How to control the total memory of ray.serve?

I use ray[serve] as the server and send requests by http . But after sending hours of requests, I found the memory of ray’s actors is increasing continuously (over 90G for 20 actors). How can I control the total memory used by ray ?

Memory usage is increasing linearly.
image

  • OS: MacOS 10.15.7 / Linux Ubuntu 18 LTS
  • Ray version: 1.7.0/1.4.1
  • Python version: 3.7.11
  • Installation:
cat requirements
> ray[serve]==1.7.0
> psutil
> requests

pip install -r requirements

The code for reproduction is as follows. I have tried object_store_memory , but it doesn’t work for ray serve.

import json
import os
import numpy as np
import psutil
import ray
import requests
from ray import serve


@serve.deployment(name="test_qps", route_prefix="/test_qps", ray_actor_options={"num_cpus": 1}, num_replicas=1)
class QpsTest:
    def __init__(self):
        pass

    async def __call__(self, request):
        step_cnt = await request.json()
        state = np.random.randint(0, 255, (1000, 1000), np.uint64)

        process = psutil.Process(os.getpid())
        proc_mem = process.memory_info().rss / (1024 ** 2)
        print(f'actor_pid={process.pid} \t mem={proc_mem:6.1f} MB.')
        return state


if __name__ == '__main__':
    ray.init(num_cpus=1, dashboard_host="0.0.0.0", object_store_memory=150_000_000)

    client = serve.start(http_options={"host": "0.0.0.0"})
    QpsTest.deploy()

    step_no = 5000000

    step_cnt = 0
    url = "http://127.0.0.1:8000/test_qps"
    while step_cnt < step_no:
        req = requests.post(url, data=json.dumps(step_cnt))
        step_cnt += 1
        process = psutil.Process(os.getpid())
        proc_mem = process.memory_info().rss / (1024 ** 2)
        print(f'main_pid={process.pid} \t mem={proc_mem:6.1f} MB.')
        print('-' * 30)
1 Like

Hi @Rong thanks for posting.
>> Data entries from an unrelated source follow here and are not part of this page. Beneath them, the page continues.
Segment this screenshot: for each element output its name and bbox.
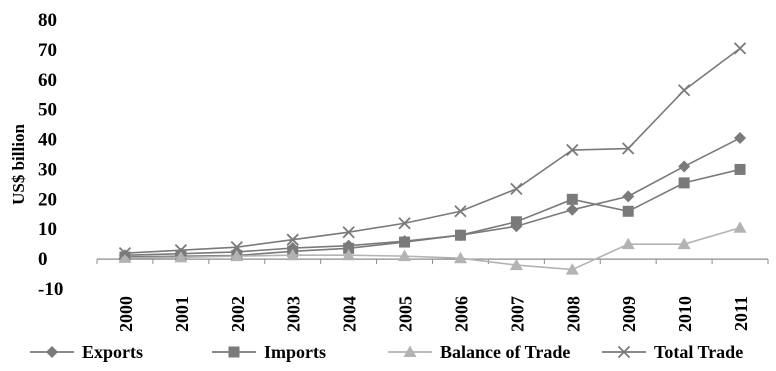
- y-tick-label: 70: [38, 40, 57, 61]
- y-tick-label: 30: [38, 159, 57, 180]
- x-tick-label: 2004: [340, 296, 360, 332]
- data-point-total-trade: [677, 84, 691, 97]
- data-point-balance-of-trade: [621, 237, 635, 250]
- data-point-balance-of-trade: [733, 221, 747, 233]
- data-point-balance-of-trade: [230, 249, 244, 262]
- data-point-imports: [399, 236, 411, 248]
- series-line-total-trade: [124, 47, 741, 254]
- data-point-total-trade: [733, 42, 747, 55]
- legend-item-imports: Imports: [212, 342, 326, 362]
- x-marker-stroke: [454, 205, 467, 218]
- y-tick-label: 10: [38, 219, 57, 240]
- x-marker-stroke: [566, 143, 579, 157]
- legend-label: Total Trade: [654, 342, 743, 362]
- x-tick-label: 2003: [284, 296, 304, 332]
- x-marker-stroke: [398, 217, 411, 230]
- data-point-imports: [566, 193, 578, 205]
- legend-marker-triangle: [403, 345, 417, 357]
- x-tick-label: 2011: [731, 296, 751, 331]
- data-point-balance-of-trade: [342, 248, 356, 261]
- x-tick-label: 2002: [228, 296, 248, 332]
- data-point-total-trade: [566, 143, 579, 157]
- legend-item-balance-of-trade: Balance of Trade: [388, 342, 570, 362]
- x-marker-stroke: [342, 226, 355, 239]
- y-tick-label: -10: [38, 279, 63, 300]
- x-tick-label: 2001: [172, 296, 192, 332]
- data-point-balance-of-trade: [565, 263, 579, 275]
- x-marker-stroke: [617, 345, 631, 359]
- data-point-balance-of-trade: [677, 237, 691, 250]
- data-point-total-trade: [510, 182, 523, 196]
- data-point-exports: [734, 132, 747, 145]
- x-tick-label: 2008: [563, 296, 583, 332]
- x-tick-label: 2000: [116, 296, 136, 332]
- x-tick-label: 2007: [507, 296, 527, 332]
- x-marker-stroke: [733, 42, 747, 55]
- y-tick-label: 0: [38, 249, 48, 270]
- legend-label: Imports: [264, 342, 326, 362]
- x-marker-stroke: [174, 244, 188, 257]
- data-point-total-trade: [398, 217, 411, 230]
- data-point-exports: [678, 160, 691, 173]
- x-marker-stroke: [510, 182, 523, 196]
- data-point-balance-of-trade: [453, 251, 467, 264]
- series-line-exports: [124, 137, 741, 257]
- data-point-total-trade: [174, 244, 188, 257]
- legend-item-exports: Exports: [30, 342, 143, 362]
- data-point-total-trade: [118, 246, 132, 260]
- y-tick-label: 60: [38, 70, 57, 91]
- x-tick-label: 2010: [675, 296, 695, 332]
- legend-marker-x: [617, 345, 631, 359]
- data-point-balance-of-trade: [509, 258, 523, 271]
- y-tick-label: 80: [38, 10, 57, 31]
- x-marker-stroke: [677, 84, 691, 97]
- legend: Exports Imports Balance of Trade Total Trad…: [30, 342, 743, 362]
- x-marker-stroke: [118, 246, 132, 260]
- x-tick-label: 2009: [619, 296, 639, 332]
- legend-marker-square: [228, 346, 240, 358]
- x-marker-stroke: [622, 142, 635, 155]
- series-layer: [118, 42, 747, 275]
- data-point-imports: [454, 229, 466, 241]
- x-marker-stroke: [286, 233, 299, 246]
- legend-marker-diamond: [46, 346, 58, 358]
- data-point-imports: [343, 242, 355, 254]
- data-point-balance-of-trade: [118, 251, 132, 263]
- y-tick-label: 20: [38, 189, 57, 210]
- data-point-total-trade: [622, 142, 635, 155]
- y-tick-label: 40: [38, 130, 57, 151]
- data-point-balance-of-trade: [286, 248, 300, 261]
- data-point-balance-of-trade: [398, 249, 412, 262]
- y-tick-label: 50: [38, 100, 57, 121]
- data-point-imports: [734, 163, 746, 175]
- legend-label: Exports: [82, 342, 143, 362]
- data-point-total-trade: [342, 226, 355, 239]
- data-point-imports: [510, 216, 522, 228]
- data-point-total-trade: [454, 205, 467, 218]
- data-point-exports: [566, 203, 579, 216]
- legend-label: Balance of Trade: [440, 342, 570, 362]
- data-point-total-trade: [286, 233, 299, 246]
- data-point-imports: [678, 177, 690, 189]
- data-point-exports: [622, 190, 635, 203]
- data-point-imports: [622, 205, 634, 217]
- x-marker-stroke: [230, 241, 243, 254]
- data-point-total-trade: [230, 241, 243, 254]
- x-tick-label: 2005: [396, 296, 416, 332]
- series-line-balance-of-trade: [124, 226, 741, 271]
- x-tick-label: 2006: [451, 296, 471, 332]
- data-point-balance-of-trade: [174, 250, 188, 263]
- legend-item-total-trade: Total Trade: [602, 342, 743, 362]
- y-axis-label: US$ billion: [9, 124, 28, 205]
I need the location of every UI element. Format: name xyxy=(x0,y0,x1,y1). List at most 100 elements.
I created a tracking issue here and I’m looking into it. [Bug] Serve memory grow unbounded after hours of requests. · Issue #19891 · ray-project/ray · GitHub

1 Like

Thank you simon-mo, I will trace the issue and discuss more on that.

We found the memory leaking is not due to ray, but the third-party package pytorch_forecasting. The relative Github issue is Memory leak in TimeSeriesDataSet · Issue #648 · jdb78/pytorch-forecasting · GitHub

Thanks. ray-serve works very well on Debian.